Bullish forecasts in early 2014 from MBA, Fannie Mae and Freddie Mac have been sideswiped by rising home prices and an economy that isn't producing higher paying jobs. The share of Americans who said they planned to buy a home in the next six months plunged to 4.9 percent last month from 7.4 percent at the end of 2013, the highest in records going back to 1964, according to the Conference Board, a research firm in New York.
"The big housing rally wiped itself out because prices increased too quickly for buyers to keep up," said Richard Hastings, a consumer strategist at Global Hunter Securities LLC in Charlotte, North Carolina, who predicted the slowdown eight months ago. "The pool of eligible new buyers is collapsing" because of stagnant incomes and lack of credit, he said.

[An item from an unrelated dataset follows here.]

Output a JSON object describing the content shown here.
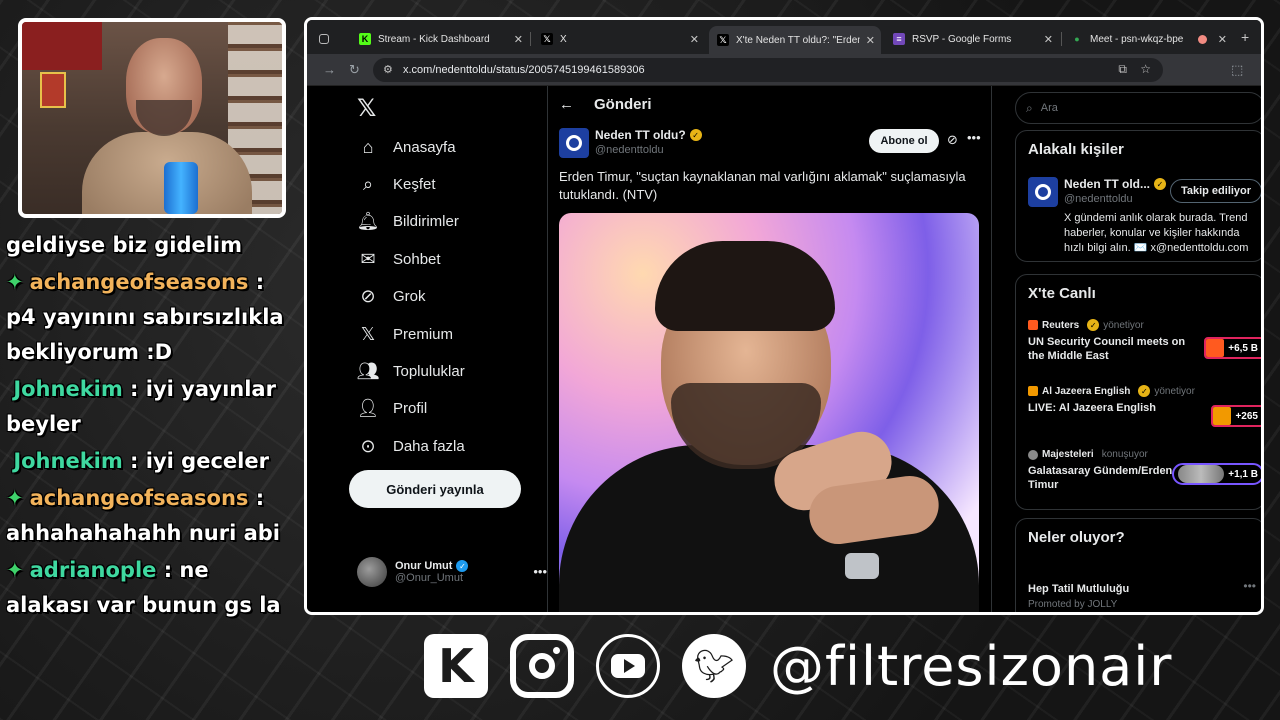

The best-qualified homebuyers jumped into the market last year to grab near-record low mortgage rates that averaged about 3.5 percent after delaying their moving plans during the housing slump, said Nariman Behravesh, chief economist of IHS Inc., a research firm based in Englewood, Colorado.
As prices climb, the ability of Americans with stagnant wages to buy homes wanes.
The median U.S. household income rose less than 1 percent in 2013, according to data from Sentier Research LLC in Annapolis, Maryland. In April, the median income was $52,959. When adjusted for inflation, that's almost 6 percent lower than in June 2009, which marked the beginning of the economic recovery, said Gordon Green, a Sentier partner who formerly directed the Census Bureau office.